Treating with insecticidal soap or horticultural oils can be effective for heavy infestations, although it may take multiple applications. For some severe infestations, plants may need to be destroyed.
Powdery mildew is a common disease that may affect coralberry. This fungus produces a white, powdery film on leaves and stems. Typically, the powdery film starts as spots that spread into large blotches. It is mostly a cosmetic problem, but severe infestations can cause yellowing of the plant and, ultimately, plant death.
A combination of warm weather with high humidity will cause a powdery mildew outbreak.
The best cultural practice to reduce powdery mildew is to ensure adequate spacing between your plants so that airflow is high (this can reduce humidity around your plants). Therefore, it is also important to plant coralberry in full sun in an open area. It will be happiest there.
Another treatment may be effective if you know your coralberry is infected with powdery mildew every year. Combine 1.5 tablespoons of baking soda and three tablespoons of lightweight horticultural oil mixed into one gallon of water. Spray this mixture 7 to 14 days after the buds have begun to grow and until humid weather subsides.
Frequently Asked Questions
Are coralberry berries edible?
Coralberries are not edible for humans. They contain a few different natural chemicals, namely saponins and glycosides. These will cause an upset stomach. Birds, however, are not affected and may sometimes feed on the berries, although coralberry berries are not their first choice.
Is coralberry invasive?
As a North American native, coralberry cannot be categorized as invasive, although the true native species have a potentially aggressive spread habit. In the wild, it can easily form thickets if left without maintenance.
Modern cultivars don’t spread as easily. Most invasive species spread easily via seed. Fortunately, coralberry seed does not germinate readily. The main way contemporary cultivars of coralberry spread is via their stolons (ground-hugging stems that root at nodes).
Does coralberry like sun or shade?
Coralberry prefers full sun. However, it is not uncommon to see coralberry growing along woodland edges or even within open forests.
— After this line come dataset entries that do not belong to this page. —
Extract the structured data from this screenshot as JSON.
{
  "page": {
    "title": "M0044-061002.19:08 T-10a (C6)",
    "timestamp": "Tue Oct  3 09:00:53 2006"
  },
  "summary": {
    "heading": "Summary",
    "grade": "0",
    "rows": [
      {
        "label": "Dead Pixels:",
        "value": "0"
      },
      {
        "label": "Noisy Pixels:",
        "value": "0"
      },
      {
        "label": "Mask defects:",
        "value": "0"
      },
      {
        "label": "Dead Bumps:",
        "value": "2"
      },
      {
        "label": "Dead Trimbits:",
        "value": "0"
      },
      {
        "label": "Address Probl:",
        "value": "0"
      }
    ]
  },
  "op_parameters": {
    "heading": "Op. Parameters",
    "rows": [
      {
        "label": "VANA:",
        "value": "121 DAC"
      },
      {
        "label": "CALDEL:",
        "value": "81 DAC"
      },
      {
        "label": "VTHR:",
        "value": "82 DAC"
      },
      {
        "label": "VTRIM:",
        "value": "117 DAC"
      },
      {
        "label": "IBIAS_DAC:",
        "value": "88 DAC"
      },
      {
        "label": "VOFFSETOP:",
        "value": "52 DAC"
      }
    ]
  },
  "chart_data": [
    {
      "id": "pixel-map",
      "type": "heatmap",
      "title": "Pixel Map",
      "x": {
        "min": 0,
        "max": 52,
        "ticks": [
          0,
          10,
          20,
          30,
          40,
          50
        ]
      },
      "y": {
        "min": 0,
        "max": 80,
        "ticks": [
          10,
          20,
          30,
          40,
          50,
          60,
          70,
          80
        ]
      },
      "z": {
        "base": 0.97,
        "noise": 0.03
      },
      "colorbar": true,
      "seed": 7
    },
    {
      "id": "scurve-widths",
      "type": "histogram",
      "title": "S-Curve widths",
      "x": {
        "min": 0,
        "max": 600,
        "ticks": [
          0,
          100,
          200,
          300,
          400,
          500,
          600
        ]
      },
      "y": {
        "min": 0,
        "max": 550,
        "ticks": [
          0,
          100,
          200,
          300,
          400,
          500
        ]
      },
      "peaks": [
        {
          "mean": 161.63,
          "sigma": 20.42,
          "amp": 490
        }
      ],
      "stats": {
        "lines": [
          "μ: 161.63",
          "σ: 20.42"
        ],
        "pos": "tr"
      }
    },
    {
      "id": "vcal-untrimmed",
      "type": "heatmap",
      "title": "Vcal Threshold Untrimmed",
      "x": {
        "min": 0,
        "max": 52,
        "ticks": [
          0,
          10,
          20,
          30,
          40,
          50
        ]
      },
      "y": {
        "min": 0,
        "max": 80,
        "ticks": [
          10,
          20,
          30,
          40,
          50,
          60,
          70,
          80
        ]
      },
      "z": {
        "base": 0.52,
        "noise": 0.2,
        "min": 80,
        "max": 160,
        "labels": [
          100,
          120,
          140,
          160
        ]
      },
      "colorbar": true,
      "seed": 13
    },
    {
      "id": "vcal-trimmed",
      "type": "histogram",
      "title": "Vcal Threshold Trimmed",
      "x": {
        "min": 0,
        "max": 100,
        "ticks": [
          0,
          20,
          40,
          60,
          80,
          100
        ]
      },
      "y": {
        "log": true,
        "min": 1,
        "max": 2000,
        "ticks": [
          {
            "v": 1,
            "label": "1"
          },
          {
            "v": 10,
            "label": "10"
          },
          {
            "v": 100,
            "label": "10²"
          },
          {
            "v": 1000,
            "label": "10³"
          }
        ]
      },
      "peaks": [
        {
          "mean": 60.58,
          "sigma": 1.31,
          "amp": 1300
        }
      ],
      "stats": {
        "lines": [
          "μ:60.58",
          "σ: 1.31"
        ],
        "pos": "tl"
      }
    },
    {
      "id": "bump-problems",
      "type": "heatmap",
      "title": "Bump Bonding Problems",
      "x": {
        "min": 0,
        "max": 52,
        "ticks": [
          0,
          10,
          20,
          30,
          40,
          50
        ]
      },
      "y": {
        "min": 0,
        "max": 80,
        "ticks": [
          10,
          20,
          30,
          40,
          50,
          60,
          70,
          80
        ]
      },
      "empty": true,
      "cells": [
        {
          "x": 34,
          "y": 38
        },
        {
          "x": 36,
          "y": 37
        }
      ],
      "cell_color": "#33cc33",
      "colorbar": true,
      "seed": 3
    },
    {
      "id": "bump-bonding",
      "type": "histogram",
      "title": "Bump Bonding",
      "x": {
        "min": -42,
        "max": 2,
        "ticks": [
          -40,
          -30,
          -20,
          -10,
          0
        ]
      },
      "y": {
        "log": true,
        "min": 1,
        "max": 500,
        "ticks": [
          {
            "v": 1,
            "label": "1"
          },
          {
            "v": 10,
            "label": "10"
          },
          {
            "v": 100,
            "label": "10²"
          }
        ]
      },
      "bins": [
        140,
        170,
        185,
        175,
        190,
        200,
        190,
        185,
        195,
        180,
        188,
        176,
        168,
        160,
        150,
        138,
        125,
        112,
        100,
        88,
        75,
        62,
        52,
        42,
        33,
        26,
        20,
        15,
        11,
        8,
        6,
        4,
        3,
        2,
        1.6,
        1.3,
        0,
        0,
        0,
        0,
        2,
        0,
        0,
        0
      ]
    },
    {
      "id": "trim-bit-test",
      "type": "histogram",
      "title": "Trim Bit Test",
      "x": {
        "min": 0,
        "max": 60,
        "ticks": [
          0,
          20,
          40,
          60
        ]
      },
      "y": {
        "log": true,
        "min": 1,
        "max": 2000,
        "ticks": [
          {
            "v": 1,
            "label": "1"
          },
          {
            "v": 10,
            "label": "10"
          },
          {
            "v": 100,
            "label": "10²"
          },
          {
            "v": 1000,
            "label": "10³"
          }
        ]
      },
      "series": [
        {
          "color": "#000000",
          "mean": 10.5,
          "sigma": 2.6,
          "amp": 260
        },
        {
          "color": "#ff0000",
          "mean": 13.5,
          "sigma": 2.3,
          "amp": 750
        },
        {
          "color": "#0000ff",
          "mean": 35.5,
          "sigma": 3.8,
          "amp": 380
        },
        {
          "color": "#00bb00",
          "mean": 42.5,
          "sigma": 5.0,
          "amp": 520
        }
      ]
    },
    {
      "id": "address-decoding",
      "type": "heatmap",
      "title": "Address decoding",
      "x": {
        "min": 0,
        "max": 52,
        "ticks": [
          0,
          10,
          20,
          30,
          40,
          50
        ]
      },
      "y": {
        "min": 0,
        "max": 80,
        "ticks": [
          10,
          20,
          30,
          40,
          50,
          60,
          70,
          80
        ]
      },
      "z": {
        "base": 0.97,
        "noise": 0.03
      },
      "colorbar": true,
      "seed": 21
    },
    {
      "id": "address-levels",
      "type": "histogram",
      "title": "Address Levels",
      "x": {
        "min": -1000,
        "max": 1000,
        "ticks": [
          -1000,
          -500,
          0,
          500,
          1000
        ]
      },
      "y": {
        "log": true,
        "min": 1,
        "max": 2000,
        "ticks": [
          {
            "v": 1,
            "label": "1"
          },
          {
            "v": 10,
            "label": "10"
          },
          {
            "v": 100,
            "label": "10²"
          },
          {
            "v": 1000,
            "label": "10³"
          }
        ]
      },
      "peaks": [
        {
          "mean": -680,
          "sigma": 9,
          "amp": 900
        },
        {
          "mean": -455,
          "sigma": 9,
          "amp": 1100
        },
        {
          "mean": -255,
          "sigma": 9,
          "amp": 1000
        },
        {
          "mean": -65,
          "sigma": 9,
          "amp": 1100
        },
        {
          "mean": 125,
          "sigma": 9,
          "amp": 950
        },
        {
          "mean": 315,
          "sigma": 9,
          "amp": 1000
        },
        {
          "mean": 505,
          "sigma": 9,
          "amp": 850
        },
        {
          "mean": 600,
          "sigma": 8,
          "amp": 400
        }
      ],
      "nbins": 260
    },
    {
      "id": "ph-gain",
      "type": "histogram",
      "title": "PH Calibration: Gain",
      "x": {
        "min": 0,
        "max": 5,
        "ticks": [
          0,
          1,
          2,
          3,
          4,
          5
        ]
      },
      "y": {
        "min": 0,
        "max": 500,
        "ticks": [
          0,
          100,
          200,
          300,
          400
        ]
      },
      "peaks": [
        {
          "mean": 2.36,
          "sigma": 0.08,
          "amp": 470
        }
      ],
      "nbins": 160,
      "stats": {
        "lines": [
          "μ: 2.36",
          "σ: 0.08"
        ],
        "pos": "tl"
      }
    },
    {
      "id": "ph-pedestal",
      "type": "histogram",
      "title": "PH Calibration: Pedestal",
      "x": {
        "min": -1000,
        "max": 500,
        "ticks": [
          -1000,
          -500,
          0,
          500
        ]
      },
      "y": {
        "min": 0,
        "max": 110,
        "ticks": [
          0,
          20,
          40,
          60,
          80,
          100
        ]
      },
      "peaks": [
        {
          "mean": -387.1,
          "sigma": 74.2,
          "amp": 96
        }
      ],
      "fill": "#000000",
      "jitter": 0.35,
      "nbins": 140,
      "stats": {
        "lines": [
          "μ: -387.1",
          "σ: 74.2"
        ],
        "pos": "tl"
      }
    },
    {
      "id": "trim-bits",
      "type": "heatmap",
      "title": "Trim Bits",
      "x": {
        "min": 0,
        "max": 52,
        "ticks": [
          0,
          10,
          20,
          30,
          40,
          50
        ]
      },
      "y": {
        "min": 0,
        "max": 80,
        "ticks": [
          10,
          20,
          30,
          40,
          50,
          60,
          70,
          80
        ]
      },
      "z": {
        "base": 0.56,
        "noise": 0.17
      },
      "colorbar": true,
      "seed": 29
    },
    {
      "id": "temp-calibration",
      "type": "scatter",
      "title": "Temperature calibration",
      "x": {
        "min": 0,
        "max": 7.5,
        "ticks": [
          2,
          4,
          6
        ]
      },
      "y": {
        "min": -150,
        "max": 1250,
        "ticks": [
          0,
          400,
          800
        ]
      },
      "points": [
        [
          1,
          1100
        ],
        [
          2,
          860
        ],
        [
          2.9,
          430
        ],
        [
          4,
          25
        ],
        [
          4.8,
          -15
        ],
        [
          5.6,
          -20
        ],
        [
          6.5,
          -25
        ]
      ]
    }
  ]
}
Most of this may be because most open spaces are disturbed heavily by humans and are colonized by species with more of an advantageous spirit (such as coralberry’s close relative, honeysuckle). Coralberries will grow in partial shade as well, but full sun is recommended.
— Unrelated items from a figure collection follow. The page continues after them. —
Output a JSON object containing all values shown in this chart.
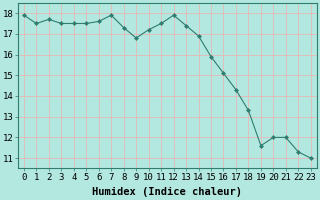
{
  "x": [
    0,
    1,
    2,
    3,
    4,
    5,
    6,
    7,
    8,
    9,
    10,
    11,
    12,
    13,
    14,
    15,
    16,
    17,
    18,
    19,
    20,
    21,
    22,
    23
  ],
  "y": [
    17.9,
    17.5,
    17.7,
    17.5,
    17.5,
    17.5,
    17.6,
    17.9,
    17.3,
    16.8,
    17.2,
    17.5,
    17.9,
    17.4,
    16.9,
    15.9,
    15.1,
    14.3,
    13.3,
    11.6,
    12.0,
    12.0,
    11.3,
    11.0
  ],
  "line_color": "#2e7d6e",
  "marker": "D",
  "marker_size": 2.0,
  "bg_color": "#b3e8e0",
  "grid_color": "#e8b8b8",
  "title": "",
  "xlabel": "Humidex (Indice chaleur)",
  "xlim": [
    -0.5,
    23.5
  ],
  "ylim": [
    10.5,
    18.5
  ],
  "xticks": [
    0,
    1,
    2,
    3,
    4,
    5,
    6,
    7,
    8,
    9,
    10,
    11,
    12,
    13,
    14,
    15,
    16,
    17,
    18,
    19,
    20,
    21,
    22,
    23
  ],
  "yticks": [
    11,
    12,
    13,
    14,
    15,
    16,
    17,
    18
  ],
  "tick_fontsize": 6.5,
  "label_fontsize": 7.5
}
What’s the difference between coralberry and honeysuckle?
Coralberry and honeysuckle are actually related! They both belong to the honeysuckle family, Caprifoliaceae. However, there are some key differences.
First, honeysuckle leaves are often much larger. Both species have opposite leaf structure, but coralberry leaves are typically a darker shade of green, smaller, and have tiny hairs on the leaves. The stems of coralberry have small hairs as well. Coralberry berries are produced in clusters of raspberry red or coral hue, whereas honeysuckle berries are much larger, with only 2 to 4 berries in a juicy cluster of bright red hue. Cultivars of coralberry often have berries in light shades of pink.
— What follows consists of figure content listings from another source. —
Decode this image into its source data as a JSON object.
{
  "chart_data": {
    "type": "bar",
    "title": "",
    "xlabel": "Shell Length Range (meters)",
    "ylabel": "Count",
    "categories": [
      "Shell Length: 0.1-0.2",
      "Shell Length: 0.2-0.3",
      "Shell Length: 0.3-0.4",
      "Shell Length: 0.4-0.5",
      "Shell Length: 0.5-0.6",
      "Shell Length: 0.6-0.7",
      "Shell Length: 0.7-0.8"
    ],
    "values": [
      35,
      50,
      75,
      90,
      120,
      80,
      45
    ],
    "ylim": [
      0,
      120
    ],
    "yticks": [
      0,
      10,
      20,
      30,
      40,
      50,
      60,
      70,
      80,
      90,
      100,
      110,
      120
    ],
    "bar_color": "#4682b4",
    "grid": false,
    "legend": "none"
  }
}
Coralberry growth habit is that of a small, arching shrub. Honeysuckle is usually larger and may also have a vining habit, depending on the species. Honeysuckle will also keep its leaves longer in the fall than coralberry.
Coralberries are unique shrubs that are low maintenance, establish easily, and produce beautiful berries in the fall. This North American native would make a great addition to a native plant garden or sloping area of your yard to prevent erosion. If you like plants that provide both beauty and function, consider adding coralberry shrubs to your garden to use the stems loaded with berries in fresh-cut flower bouquets. Give this tough native a shot next season!